I think you just missunderstood the textbook article. It says,
There are ice particles in the clouds, which grow, collide, fracture
and break apart. The smaller particles acquire positive charge and the
larger ones negative charge.
Not the clouds grow, collide, fracture and break apart, but the ice particles. In fact, the article is a bit simplistic on how this leads to a separation of charges. Upon further research, you'll find that it is highly non-trivial and there seem to be a variety of effects at work. This paper explores them in great detail. One of the major contributions seems to be due to supercooled water:
Updrafts in the thunder cloud transport small droplets of water upwards. As the droplets rise they cool down but cannot freeze yet. They become supercooled. Meanwhile, big "ice particle", i.e. hail, forms in the cold upper regions of the cloud and falls downwards due to gravity.
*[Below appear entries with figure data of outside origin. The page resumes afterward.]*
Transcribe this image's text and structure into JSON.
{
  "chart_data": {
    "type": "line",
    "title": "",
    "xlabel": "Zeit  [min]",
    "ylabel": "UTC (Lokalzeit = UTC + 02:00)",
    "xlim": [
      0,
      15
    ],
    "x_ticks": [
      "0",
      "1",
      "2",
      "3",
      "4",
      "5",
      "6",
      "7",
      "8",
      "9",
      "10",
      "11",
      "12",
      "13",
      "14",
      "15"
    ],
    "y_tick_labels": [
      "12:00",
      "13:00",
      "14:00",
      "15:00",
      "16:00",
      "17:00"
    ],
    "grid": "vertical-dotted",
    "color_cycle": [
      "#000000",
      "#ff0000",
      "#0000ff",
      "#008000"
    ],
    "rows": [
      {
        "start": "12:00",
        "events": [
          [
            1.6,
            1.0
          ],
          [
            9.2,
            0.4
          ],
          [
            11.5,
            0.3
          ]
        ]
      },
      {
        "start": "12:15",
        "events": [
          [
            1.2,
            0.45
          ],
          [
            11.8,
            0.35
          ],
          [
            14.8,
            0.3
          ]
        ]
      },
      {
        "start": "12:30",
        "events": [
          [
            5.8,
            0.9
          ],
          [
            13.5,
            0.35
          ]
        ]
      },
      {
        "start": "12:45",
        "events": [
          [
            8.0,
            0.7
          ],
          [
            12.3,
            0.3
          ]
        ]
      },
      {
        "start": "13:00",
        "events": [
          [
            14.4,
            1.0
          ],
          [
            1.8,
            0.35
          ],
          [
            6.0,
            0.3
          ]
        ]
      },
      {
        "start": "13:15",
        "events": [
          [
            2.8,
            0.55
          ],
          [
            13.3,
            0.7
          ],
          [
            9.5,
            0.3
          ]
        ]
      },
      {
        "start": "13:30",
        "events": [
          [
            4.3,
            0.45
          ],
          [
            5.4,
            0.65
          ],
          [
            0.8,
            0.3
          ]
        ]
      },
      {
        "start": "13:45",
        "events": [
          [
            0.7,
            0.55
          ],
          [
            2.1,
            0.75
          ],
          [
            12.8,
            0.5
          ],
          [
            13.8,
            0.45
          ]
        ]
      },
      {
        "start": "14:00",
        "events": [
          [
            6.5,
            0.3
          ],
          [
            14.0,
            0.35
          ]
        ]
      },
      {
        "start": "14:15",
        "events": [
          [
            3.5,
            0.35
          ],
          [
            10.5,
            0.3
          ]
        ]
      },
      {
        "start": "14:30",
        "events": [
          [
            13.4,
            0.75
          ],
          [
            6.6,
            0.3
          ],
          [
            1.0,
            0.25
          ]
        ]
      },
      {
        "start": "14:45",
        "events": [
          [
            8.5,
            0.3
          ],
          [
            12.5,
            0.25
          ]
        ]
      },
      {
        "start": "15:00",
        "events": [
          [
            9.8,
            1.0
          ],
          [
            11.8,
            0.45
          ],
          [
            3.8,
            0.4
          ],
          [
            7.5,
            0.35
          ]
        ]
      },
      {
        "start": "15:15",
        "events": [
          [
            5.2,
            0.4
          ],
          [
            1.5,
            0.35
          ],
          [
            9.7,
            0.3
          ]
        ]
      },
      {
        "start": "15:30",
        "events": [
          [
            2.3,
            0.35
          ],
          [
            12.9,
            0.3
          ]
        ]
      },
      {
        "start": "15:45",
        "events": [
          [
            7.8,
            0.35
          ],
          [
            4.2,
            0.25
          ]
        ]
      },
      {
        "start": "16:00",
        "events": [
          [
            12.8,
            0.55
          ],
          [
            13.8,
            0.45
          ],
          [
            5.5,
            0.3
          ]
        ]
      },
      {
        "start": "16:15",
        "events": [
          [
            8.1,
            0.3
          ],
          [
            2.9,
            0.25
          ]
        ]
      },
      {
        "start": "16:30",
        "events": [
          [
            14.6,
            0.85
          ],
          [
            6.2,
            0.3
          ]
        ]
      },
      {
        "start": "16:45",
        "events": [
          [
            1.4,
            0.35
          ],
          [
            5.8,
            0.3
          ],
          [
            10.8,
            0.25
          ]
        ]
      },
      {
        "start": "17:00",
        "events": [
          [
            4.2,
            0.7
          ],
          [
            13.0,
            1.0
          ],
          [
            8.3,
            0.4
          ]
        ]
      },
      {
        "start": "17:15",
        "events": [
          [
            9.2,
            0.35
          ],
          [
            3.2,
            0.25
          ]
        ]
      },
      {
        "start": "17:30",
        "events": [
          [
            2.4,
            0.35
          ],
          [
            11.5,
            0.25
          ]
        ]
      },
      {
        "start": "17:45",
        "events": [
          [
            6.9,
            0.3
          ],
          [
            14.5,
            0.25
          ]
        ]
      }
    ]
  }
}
When the falling hail collides with the supercooled droplets, the latter freeze instantly, releasing their latent heat to the hail. Thus, the descending hail is always a bit warmer than its environment pushing it towards melting. The hail becomes also supercooled / "soft" and is then referred to as graupel.
Now, when the falling graupel collides with other rising droplets of water, it rips off electrons from the droplet. This site refers to it as a critical phenomenon, in. A more thorough description may be found here. However, as something related to the phase transition and the accompanying supercritical states of matter, it is bound to be complicated.
Bottom line is that the graupel acquires an additional negative charge due to the excess electrons. The droplet which were on their way up are missing it, so the upper part of the cloud is charged positively.